# [SOLVED] Sound Drivers request (INTEL)



## KUiil (May 28, 2008)

> Motherboard Name : Intel Silver Reef D845PESV
> Motherboard Chipset : Intel Brookdale i845PE
> Audio Adapter : Intel 82801DB ICH4 - AC'97 Audio Controller [B-0]


Multimedia Audio Controller has Code 10 error

Basically I need to get sound working.

Notes:
# Intel apparently has a tendency to halt support for old products
# I do not have any driver CD's

Thanks in advance


----------



## dai (Jul 2, 2004)

*Re: Sound Drivers request (INTEL)*

http://downloadcenter.intel.com/Default.aspx


----------



## KUiil (May 28, 2008)

*Re: Sound Drivers request (INTEL)*



dai said:


> http://downloadcenter.intel.com/Default.aspx


I'm there already, but what is it that I need to download?


----------



## dai (Jul 2, 2004)

*Re: Sound Drivers request (INTEL)*

either 7 or 8 whichever matches your chip


----------



## KUiil (May 28, 2008)

*Re: Sound Drivers request (INTEL)*



dai said:


> either 7 or 8 whichever matches your chip


7 or 8...?


----------



## dai (Jul 2, 2004)

*Re: Sound Drivers request (INTEL)*

they are for 2 different sound chips they apparently used on that m/b
8/the realtek is for the hd chip
see what this says you have in it
http://pc-wizard-2008.en.softonic.com/
set a restore point then if you load the wrong one you can do a restore to before you loaded it


----------



## KUiil (May 28, 2008)

*Re: Sound Drivers request (INTEL)*



dai said:


> they are for 2 different sound chips they apparently used on that m/b
> 8/the realtek is for the hd chip
> see what this says you have in it
> http://pc-wizard-2008.en.softonic.com/
> set a restore point then if you load the wrong one you can do a restore to before you loaded it


I can't seem to figure out where it says what my sound chip is.


----------



## dai (Jul 2, 2004)

*Re: Sound Drivers request (INTEL)*

try no.7


----------



## KUiil (May 28, 2008)

*Re: Sound Drivers request (INTEL)*



dai said:


> try no.7


What's the full name of the driver I'm supposed to be downloading for my sound chip?


----------



## dai (Jul 2, 2004)

*Re: Sound Drivers request (INTEL)*

7. Audio: ADI* 1985 Driver

Integrated audio driver for Intel® Desktop Boards using AC '97 processing with the Analog Devices (ADI) codec. 

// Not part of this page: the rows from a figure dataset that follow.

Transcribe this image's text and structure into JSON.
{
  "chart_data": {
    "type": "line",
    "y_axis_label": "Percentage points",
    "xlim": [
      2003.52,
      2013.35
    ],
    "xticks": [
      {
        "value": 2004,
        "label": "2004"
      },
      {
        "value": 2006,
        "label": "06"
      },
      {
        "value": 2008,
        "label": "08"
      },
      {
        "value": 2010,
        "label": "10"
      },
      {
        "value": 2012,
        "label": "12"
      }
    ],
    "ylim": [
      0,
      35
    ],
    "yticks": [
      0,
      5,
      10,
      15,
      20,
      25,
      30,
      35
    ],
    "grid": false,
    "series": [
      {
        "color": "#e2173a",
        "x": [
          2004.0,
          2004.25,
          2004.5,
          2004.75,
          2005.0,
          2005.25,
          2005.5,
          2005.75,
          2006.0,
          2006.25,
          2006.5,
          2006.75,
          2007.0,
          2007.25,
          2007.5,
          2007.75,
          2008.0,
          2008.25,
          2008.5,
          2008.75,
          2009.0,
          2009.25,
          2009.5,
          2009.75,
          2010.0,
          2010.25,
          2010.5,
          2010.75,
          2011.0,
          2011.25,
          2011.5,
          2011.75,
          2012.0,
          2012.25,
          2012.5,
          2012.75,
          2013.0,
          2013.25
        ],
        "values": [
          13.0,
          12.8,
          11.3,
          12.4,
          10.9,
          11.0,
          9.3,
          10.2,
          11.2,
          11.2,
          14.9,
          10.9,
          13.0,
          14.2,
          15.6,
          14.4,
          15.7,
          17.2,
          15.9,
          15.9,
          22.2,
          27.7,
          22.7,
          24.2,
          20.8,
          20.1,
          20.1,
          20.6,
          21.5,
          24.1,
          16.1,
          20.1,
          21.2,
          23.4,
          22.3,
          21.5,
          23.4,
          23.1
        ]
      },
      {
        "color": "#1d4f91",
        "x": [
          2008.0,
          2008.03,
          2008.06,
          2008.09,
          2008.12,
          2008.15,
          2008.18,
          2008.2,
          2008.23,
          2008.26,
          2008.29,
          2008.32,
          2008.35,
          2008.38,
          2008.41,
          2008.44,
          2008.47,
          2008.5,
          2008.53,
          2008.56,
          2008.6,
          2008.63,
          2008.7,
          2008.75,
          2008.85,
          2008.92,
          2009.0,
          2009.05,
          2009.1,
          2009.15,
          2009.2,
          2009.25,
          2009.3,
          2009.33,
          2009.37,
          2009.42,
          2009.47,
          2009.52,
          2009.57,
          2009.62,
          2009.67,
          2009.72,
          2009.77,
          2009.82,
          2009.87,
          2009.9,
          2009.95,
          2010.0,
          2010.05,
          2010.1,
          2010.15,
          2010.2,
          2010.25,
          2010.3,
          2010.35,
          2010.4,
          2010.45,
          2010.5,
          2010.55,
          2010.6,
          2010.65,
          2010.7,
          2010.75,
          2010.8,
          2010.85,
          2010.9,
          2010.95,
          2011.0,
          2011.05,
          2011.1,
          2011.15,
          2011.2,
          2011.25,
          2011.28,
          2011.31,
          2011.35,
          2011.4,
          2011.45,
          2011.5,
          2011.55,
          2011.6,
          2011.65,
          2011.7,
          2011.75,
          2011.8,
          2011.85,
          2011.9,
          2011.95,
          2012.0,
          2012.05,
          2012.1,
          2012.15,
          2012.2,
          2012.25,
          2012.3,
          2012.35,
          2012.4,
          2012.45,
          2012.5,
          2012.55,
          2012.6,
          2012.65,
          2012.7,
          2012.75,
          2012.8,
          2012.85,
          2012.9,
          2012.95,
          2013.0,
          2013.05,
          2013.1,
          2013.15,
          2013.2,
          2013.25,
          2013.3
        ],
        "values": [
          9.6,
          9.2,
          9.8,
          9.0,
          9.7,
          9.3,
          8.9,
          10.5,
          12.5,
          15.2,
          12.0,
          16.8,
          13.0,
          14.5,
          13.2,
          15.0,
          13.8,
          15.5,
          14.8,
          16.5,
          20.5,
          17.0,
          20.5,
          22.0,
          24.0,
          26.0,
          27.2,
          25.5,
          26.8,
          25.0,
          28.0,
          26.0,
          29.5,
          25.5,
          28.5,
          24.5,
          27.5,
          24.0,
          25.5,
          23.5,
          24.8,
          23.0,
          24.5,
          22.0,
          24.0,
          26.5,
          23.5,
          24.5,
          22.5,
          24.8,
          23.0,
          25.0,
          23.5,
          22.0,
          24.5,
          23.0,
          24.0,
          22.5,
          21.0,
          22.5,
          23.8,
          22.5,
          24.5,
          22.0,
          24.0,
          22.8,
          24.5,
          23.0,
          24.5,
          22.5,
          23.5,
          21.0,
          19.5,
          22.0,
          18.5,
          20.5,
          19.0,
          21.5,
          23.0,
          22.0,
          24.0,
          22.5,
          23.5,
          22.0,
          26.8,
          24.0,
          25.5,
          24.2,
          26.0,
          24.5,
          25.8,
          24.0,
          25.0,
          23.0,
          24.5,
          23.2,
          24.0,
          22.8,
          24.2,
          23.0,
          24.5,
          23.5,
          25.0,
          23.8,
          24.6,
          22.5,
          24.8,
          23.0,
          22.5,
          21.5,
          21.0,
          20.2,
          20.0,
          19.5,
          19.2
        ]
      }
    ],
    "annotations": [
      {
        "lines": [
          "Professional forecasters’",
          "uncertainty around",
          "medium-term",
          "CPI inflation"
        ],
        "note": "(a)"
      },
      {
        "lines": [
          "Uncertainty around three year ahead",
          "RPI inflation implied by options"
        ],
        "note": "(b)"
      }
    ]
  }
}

8. Audio: Realtek* ALCxxx Driver

Installs the audio driver for Intel® Desktop Boards with Intel® High Definition Audio and the Realtek* codec. (WHQL certified)


----------



## KUiil (May 28, 2008)

*Re: Sound Drivers request (INTEL)*



dai said:


> 7. Audio: ADI* 1985 Driver
> 
> Integrated audio driver for Intel® Desktop Boards using AC '97 processing with the Analog Devices (ADI) codec.
> 
> ...


#7 worked. Sound is there.
Thank you for your help dai.


----------



## dai (Jul 2, 2004)

*Re: Sound Drivers request (INTEL)*

glad you have it sorted


----------